Le letture di oggi iniziano con un inno alla sapienza di Dio, una sapienza di cui noi possiamo continuare a contemplare e godere il frutto. Tutto il creato è manifestazione di sapienza, una sapienza pregna di amore per gli uomini. Questa sapienza è descritta come un consigliere di Dio, come Qualcuno che sta presso di lui, "come architetto" da cui Egli si lascia ispirare per dar forma al creato. In questo modo, già prima della rivelazione di Gesù, il popolo di Dio ha contemplato Dio non come essere solitario privo di relazioni, ma come persona che in se stesso può rapportarsi ad altra persona e dar vita così all'amore: può essere in ascolto, amare, dare e ricevere fiducia e vivere umiltà. Se gli uomini imitano un Dio così, la società viene continuamente trasformata, poiché si riversa in essa amore e umiltà. Se Dio non vivesse in se stesso questa relazione d'amore, egli sarebbe osservato e compreso da noi come un solitario, dittatore, capace di essere tiranno. Davanti ad esso avremmo solo paura, e cercando di imitarlo diverremo a nostra volta tiranni gli uni degli altri. Non ci è difficile riscontrare questi atteggiamenti nelle società la cui religione preponderante conosce solo un Dio solitario senza relazioni.

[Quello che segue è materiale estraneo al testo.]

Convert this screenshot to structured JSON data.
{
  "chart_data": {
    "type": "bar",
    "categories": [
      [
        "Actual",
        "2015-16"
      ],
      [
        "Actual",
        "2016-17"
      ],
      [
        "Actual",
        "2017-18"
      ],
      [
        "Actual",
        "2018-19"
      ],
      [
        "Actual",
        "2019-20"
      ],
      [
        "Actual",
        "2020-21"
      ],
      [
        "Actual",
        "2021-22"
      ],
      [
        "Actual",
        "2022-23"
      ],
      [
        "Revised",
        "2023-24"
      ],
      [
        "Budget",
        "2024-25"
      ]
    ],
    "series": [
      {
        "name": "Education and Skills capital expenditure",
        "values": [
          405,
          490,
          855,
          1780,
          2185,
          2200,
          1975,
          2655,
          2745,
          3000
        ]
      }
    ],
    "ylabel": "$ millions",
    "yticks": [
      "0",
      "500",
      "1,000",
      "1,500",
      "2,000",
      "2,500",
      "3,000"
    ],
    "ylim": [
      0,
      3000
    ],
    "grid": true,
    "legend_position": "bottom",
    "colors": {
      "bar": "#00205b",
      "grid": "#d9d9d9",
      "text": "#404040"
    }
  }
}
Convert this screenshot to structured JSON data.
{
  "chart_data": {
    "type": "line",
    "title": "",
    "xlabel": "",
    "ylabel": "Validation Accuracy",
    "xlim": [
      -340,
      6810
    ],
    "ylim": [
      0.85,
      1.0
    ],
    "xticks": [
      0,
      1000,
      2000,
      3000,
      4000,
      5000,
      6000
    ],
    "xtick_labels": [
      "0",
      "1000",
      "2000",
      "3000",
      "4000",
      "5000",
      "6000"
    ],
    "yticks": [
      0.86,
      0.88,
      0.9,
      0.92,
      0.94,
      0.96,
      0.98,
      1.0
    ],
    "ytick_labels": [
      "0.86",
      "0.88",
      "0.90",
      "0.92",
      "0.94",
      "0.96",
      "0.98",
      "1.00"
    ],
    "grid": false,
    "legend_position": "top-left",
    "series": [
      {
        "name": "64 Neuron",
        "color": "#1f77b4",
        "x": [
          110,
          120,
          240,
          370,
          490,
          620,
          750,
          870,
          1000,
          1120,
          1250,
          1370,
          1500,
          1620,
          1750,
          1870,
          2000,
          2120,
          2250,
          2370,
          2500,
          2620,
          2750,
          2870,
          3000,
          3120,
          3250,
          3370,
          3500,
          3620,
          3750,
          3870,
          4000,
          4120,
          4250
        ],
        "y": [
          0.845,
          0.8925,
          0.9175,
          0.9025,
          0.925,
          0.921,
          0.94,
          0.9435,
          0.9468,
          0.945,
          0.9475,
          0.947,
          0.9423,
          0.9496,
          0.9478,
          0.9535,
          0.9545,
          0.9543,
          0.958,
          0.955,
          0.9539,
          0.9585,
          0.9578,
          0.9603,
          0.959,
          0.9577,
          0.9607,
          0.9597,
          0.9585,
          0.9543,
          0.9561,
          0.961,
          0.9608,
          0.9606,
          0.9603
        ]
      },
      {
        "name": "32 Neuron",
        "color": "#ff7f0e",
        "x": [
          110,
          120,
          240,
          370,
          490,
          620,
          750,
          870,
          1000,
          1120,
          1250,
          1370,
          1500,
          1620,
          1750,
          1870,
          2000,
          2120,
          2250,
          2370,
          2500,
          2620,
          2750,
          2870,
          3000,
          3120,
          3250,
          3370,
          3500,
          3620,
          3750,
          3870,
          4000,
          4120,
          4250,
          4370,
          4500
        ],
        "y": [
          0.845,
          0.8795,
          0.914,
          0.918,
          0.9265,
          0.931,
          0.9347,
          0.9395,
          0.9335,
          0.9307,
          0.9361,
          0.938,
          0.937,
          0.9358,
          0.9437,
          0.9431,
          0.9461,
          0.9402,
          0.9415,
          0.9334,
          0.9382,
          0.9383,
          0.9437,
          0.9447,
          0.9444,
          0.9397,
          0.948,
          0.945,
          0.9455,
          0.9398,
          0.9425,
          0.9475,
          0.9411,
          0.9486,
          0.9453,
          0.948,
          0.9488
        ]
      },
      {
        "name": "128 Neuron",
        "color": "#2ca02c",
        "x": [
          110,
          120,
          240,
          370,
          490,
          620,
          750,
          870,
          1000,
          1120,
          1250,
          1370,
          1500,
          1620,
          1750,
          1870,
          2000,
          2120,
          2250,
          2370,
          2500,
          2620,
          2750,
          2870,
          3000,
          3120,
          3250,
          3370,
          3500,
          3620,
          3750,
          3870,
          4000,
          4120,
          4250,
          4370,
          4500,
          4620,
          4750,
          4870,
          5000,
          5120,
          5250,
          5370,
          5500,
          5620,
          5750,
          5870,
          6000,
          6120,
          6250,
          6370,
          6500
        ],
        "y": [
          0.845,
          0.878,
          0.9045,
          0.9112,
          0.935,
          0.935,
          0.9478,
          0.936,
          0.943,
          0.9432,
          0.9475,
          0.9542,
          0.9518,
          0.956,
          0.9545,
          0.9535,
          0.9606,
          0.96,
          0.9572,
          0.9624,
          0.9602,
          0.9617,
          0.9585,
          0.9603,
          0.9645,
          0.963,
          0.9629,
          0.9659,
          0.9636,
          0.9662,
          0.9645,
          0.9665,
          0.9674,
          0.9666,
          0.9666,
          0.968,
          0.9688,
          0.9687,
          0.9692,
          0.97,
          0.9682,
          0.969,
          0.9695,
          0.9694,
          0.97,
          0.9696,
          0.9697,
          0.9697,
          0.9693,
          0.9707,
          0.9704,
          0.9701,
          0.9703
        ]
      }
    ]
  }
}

La rivelazione della vita trinitaria di Dio, iniziata timidamente negli scritti antecedenti a Gesù, continua in maniera più chiara ed esplicita con lui. Egli ci parla del Padre, ci dice esplicitamente la sua unità con lui attraverso una piena e amorosa ubbidienza, ci promette la presenza in noi e l'assistenza dello Spirito del Padre, che è anche suo. Ascoltando Gesù abbiamo la netta sensazione di trovarci all'interno di una famiglia, dove si vive reciproca fiducia, reciproco ascolto, amore ubbidiente, volontà di essere uniti in un'armonia piena. Quest'ambiente è tanto bello, che siamo attirati a viverlo nelle nostre famiglie, nei gruppi, nelle comunità. È faticoso per noi, talora difficile, perché siamo impregnati di egoismo, attaccati ai nostri modi di vedere, alla voglia di emergere. Per questo Gesù ci esorta all'umiltà, quell'umiltà che ci fa chiedere e donare perdono, che ci permette di stimare gli altri superiori a noi stessi, non perché migliori di noi, ma perché amati dal Padre come noi. E affinché noi possiamo entrare nell'amore trinitario di Dio, Gesù promette e dona lo Spirito Santo! Questi ci santifica, cioè ci divinizza. Abbiamo quasi timore e pudore ad usare questa parola, ma non dobbiamo avere paura della verità. Accogliendo in noi lo Spirito Santo diventiamo davvero partecipi dell'amore di Dio, che così può manifestarsi attraverso di noi. Noi veniamo ad essere la gloria di Gesù, come lui è quella del Padre! Pure San Paolo ce lo dice chiaramente: "Ci vantiamo nella speranza della gloria di Dio"! Diventa necessaria per noi la pazienza, perché non ci mancano le tribolazioni causate dai nostri peccati e da quelli dei fratelli. Infatti anche in noi, come in Gesù, la gloria di Dio viene rivelata nella prova. È sulla croce che abbiamo visto che Dio è diverso da come lo pensa l'uomo, è lì che Gesù ci ha manifestato la pienezza dell'amore del Padre, e attraverso il suo sacrificio ce l'ha donata. Anche noi manifesteremo agli uomini l'amore di Dio Padre quando saremo pazienti in tutto nelle tribolazioni. Lo Spirito Santo datoci da Gesù ci rende gloria di Dio, rivelatori di un Dio capace di essere Padre per tutti! La nostra vita, attraverso l'amore paziente, diventa partecipe del mistero della Ss.ma Trinità!